Natural Gas

PI: Hamid Arastoopour (ChBE/MMAE)

Global estimates of resource-grade natural gas from hydrates range from 10,000 trillion cubic feet (tcf) to greater than 100,000 tcf. In recent years, the 570 tcf of technically recoverable shale gas resources has provided the United States with considerable economic stimulus and the affordable means of decreasing coal consumption. This means the potential impact of hydrate resources will result in very significant international economic growth. To obtain a better understanding of methane production from hydrate reservoirs, the development of numerical simulation tools to predict gas and water flow patterns in the reservoir is needed. The major challenge in developing reliable governing equations and simulation code is that the hydrate reservoirs are unconsolidated. Currently available reservoir simulators are based on consolidated reservoirs and are not applicable to hydrate reservoirs. In this research project, we have developed a novel four-phase flow model and numerical simulation. Constitutive models for the solid viscosity and solid pressure have been developed to model the change in the strength of the sediment as hydrate dissociates and sand flows. Additionally, pore-scale inhomogeneity intrinsic to the reservoir is magnified during the hydrate dissociation and sand production processes, causing homogeneous permeability models to deviate significantly from experimental results. Therefore, another constitutive model has been developed to quantify the pore-scale inhomogeneity and simulate the evolution of high-permeability regions in the reservoir. Our numerical simulation prediction of the methane production compared well with the production data from the JOGMEC Mallik 2L-38 well in Alaska.

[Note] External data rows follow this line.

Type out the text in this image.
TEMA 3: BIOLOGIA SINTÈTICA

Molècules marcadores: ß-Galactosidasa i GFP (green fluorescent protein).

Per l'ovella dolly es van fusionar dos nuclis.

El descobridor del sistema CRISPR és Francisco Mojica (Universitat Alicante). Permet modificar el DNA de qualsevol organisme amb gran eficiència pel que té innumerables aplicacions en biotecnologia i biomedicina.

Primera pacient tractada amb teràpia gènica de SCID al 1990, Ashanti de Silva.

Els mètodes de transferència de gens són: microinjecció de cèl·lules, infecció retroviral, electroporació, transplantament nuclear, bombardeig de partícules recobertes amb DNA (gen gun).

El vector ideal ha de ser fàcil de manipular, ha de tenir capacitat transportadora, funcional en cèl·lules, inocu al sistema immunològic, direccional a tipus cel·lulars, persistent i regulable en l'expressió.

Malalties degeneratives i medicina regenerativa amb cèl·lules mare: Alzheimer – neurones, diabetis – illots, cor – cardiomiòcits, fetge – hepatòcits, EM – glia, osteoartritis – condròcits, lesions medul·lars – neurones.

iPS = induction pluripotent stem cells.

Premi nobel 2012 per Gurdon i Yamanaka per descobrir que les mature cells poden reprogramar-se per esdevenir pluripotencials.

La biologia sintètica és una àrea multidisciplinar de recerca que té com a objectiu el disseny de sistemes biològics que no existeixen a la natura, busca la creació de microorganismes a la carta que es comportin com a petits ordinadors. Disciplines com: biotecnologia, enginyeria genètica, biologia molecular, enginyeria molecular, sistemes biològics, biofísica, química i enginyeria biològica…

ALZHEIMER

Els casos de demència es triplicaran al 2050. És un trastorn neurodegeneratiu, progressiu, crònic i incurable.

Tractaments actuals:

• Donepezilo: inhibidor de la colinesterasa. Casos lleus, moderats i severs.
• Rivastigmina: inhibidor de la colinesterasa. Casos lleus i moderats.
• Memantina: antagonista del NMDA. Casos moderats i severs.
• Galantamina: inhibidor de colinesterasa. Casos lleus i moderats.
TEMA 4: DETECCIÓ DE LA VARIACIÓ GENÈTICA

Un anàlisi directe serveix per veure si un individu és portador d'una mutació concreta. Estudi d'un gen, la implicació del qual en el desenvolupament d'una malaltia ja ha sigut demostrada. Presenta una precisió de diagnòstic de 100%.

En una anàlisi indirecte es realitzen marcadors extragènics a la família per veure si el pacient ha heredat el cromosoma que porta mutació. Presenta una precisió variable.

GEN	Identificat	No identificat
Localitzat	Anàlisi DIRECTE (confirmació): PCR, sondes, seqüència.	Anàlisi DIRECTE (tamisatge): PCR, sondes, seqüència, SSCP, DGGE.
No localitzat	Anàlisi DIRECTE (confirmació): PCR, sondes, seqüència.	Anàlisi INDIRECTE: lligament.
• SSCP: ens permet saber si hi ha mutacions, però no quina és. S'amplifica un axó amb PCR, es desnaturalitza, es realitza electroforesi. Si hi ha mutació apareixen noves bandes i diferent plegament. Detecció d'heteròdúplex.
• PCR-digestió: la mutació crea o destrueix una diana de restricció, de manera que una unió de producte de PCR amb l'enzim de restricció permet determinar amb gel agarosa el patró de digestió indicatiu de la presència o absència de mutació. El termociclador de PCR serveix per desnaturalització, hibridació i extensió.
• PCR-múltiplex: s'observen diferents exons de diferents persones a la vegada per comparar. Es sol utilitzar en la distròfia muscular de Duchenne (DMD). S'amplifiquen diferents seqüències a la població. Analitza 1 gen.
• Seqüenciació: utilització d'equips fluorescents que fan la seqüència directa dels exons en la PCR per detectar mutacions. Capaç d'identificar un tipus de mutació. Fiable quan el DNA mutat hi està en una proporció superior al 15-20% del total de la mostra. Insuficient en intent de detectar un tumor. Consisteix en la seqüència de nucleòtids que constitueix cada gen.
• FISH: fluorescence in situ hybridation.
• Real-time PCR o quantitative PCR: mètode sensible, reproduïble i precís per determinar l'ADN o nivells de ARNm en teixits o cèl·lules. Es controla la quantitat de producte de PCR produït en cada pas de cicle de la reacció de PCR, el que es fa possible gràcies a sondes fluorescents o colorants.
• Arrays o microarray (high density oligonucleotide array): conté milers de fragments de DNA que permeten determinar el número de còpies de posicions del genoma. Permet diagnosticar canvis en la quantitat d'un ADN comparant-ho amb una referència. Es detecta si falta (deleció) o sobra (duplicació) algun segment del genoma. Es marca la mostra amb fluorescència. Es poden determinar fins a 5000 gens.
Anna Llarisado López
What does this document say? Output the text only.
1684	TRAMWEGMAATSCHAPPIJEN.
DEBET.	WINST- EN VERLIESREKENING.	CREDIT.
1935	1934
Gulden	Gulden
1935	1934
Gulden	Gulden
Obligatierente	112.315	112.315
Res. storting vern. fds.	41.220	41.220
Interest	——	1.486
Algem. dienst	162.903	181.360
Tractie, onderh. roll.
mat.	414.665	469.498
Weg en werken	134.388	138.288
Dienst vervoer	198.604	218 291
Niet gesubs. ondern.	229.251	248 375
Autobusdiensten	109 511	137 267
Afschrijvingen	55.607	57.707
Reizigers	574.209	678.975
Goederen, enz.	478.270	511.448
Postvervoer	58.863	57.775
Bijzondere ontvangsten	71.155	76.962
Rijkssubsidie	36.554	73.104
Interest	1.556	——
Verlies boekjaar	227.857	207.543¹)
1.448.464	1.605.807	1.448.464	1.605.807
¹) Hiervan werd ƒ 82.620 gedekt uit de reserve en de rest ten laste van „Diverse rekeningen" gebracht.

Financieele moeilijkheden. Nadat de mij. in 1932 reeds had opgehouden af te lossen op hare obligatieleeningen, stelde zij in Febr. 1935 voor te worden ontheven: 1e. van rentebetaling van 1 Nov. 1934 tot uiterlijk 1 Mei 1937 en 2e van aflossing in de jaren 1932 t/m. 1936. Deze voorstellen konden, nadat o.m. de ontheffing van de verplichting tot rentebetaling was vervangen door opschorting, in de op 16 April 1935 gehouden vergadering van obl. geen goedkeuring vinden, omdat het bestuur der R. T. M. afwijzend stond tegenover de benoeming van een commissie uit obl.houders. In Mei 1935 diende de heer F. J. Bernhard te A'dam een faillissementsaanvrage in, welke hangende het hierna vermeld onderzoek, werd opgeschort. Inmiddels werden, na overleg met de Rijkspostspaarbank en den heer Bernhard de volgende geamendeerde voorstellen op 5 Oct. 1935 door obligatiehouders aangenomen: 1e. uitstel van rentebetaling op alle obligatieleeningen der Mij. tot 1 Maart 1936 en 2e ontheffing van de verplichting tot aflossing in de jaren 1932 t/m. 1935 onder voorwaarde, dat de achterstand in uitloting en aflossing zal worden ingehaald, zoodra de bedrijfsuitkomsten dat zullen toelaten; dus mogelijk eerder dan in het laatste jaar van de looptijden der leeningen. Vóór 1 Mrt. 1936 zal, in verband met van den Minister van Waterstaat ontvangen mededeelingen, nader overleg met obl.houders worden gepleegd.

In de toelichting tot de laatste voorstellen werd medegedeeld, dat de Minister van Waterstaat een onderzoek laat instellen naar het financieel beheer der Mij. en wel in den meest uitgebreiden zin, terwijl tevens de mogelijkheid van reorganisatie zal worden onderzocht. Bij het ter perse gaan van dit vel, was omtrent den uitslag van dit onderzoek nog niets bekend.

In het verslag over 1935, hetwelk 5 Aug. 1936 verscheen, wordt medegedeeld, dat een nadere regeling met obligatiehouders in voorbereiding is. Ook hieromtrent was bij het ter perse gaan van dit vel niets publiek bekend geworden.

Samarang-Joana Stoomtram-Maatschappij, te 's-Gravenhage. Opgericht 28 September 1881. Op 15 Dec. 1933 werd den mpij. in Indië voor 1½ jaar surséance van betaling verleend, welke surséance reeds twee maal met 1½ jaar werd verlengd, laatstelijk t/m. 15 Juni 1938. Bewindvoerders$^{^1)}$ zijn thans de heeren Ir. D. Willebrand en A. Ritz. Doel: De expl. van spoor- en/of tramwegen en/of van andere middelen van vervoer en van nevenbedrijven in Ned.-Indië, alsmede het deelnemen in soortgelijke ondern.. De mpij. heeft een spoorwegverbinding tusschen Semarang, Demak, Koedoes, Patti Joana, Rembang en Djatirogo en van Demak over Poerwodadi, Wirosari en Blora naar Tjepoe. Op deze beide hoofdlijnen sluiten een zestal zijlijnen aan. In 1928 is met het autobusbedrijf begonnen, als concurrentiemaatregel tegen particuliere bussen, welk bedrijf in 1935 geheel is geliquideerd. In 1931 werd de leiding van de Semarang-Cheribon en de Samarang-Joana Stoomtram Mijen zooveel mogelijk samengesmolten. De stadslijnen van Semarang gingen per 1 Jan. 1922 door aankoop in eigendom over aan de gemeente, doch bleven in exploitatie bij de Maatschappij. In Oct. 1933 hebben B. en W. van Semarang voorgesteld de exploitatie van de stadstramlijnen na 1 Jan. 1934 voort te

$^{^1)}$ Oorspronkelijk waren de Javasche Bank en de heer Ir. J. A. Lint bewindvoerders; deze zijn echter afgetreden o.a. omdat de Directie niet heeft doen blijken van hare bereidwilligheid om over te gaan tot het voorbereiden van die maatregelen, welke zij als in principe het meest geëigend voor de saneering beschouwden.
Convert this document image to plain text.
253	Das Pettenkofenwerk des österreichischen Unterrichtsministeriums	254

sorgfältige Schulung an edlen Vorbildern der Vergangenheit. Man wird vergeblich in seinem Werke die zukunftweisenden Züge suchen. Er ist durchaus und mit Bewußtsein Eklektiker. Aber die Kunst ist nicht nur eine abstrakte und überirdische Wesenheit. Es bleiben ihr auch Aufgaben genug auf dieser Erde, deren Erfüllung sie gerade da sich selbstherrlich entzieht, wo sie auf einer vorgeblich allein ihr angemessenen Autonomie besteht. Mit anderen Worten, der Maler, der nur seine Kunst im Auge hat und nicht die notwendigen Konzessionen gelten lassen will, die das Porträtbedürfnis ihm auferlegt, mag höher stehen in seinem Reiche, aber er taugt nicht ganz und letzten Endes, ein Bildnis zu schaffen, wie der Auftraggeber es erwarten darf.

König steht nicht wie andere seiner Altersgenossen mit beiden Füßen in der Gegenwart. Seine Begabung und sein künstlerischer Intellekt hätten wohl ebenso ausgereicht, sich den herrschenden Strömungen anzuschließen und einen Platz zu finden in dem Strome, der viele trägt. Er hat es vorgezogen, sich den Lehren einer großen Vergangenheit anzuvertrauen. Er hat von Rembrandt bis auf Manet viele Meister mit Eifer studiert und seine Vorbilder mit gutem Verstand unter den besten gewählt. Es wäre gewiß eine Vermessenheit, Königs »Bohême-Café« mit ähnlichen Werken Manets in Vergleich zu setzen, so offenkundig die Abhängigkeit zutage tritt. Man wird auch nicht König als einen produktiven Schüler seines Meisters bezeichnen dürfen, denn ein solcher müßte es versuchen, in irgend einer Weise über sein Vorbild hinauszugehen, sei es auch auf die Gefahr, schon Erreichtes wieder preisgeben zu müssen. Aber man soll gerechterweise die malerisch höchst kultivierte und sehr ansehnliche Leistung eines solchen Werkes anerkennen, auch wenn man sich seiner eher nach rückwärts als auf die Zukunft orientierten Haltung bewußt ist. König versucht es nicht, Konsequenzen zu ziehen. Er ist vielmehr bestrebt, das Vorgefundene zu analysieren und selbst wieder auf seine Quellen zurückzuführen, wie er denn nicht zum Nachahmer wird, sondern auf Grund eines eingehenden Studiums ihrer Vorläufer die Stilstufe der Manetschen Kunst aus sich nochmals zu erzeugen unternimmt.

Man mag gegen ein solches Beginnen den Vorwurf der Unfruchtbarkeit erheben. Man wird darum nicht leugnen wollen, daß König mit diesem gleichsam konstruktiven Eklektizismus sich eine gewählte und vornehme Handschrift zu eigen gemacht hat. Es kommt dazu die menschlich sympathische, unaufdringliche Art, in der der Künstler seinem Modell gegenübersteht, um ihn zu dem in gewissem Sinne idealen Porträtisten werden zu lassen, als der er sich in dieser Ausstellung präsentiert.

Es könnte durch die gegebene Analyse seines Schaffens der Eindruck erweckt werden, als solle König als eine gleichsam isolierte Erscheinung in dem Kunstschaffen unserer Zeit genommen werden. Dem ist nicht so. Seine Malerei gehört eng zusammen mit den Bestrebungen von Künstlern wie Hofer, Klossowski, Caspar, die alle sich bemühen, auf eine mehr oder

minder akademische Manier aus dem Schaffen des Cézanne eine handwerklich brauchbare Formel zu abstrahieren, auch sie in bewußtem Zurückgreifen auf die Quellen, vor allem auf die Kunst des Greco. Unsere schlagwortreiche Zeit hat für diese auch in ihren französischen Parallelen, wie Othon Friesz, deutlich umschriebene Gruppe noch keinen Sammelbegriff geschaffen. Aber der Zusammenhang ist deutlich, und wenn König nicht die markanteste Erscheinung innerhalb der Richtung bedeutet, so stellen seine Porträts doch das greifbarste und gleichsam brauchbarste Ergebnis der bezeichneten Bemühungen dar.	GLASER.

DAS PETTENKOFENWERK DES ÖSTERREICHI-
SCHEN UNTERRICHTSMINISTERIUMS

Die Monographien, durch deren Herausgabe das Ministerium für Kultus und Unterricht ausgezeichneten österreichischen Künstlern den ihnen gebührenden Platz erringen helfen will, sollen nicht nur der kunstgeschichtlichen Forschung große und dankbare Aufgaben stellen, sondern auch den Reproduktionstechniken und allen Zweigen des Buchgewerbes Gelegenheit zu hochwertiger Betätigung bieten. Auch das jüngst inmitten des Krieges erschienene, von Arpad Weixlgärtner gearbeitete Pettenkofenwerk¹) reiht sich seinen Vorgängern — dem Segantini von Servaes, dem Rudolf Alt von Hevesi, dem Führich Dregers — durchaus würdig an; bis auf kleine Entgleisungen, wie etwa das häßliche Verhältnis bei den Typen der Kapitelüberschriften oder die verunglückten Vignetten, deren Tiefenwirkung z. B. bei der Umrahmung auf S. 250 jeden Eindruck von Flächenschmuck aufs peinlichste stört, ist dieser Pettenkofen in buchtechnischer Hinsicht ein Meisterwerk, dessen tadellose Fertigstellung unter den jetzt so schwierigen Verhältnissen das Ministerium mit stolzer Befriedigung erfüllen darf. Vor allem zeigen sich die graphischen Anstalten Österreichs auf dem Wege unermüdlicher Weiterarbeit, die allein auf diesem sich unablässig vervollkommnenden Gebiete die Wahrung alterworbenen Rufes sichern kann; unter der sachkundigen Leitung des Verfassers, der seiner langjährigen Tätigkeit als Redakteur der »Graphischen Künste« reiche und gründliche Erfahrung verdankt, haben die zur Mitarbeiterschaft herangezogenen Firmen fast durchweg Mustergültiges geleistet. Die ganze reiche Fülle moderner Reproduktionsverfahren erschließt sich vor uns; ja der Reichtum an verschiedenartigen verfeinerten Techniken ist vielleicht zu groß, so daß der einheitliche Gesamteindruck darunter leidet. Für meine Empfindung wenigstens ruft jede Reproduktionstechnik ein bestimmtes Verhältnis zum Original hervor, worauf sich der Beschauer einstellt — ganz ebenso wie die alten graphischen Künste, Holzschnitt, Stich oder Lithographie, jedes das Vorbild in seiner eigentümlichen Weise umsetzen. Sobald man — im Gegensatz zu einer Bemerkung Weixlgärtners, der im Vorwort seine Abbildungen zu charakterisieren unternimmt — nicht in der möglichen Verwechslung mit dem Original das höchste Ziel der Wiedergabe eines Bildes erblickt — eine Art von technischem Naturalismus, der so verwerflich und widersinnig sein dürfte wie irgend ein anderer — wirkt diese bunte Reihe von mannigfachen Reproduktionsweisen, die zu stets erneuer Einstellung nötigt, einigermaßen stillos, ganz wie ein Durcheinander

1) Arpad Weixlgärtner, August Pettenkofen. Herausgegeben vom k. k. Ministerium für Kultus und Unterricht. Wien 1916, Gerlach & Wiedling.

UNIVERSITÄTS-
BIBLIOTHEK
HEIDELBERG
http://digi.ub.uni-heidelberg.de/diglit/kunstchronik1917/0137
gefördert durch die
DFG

PI: Hamid Arastoopour (ChBE/MMAE)

Natural gas storage can be accomplished in three ways: compressed natural gas (CNG) with low capacity and fast discharge; adsorbed natural gas (ANG) with higher capacity and low rate of desorption; and liquefied natural gas (LNG) with very high capacity and high cost, with some challenges in handling, transportation, and safety. We have constructed an experimental setup capable of measuring the rate and extent of natural gas adsorption on different porous materials (ANG) at elevated pressures using different materials including activated carbon. Our experimental results have shown that, at the same pressure, the adsorbed natural gas on activated carbon has more than twice the capacity of compressed natural gas.

PI: Carrie Hall (MMAE)

This project deals with examining methods of enabling efficient and clean use of natural gas for transportation through the implementation of high-efficiency internal combustion engine concepts. In particular, this group has investigated strategies for using natural gas in a dual-fuel engine architecture in which natural gas can be run simultaneously with a conventional diesel or gasoline fuel. Such strategies can enable more efficient use of natural gas but can lead to challenging variations in the combustion process. Understanding and controlling these problematic combustion variations with natural gas has been a main focus of this work.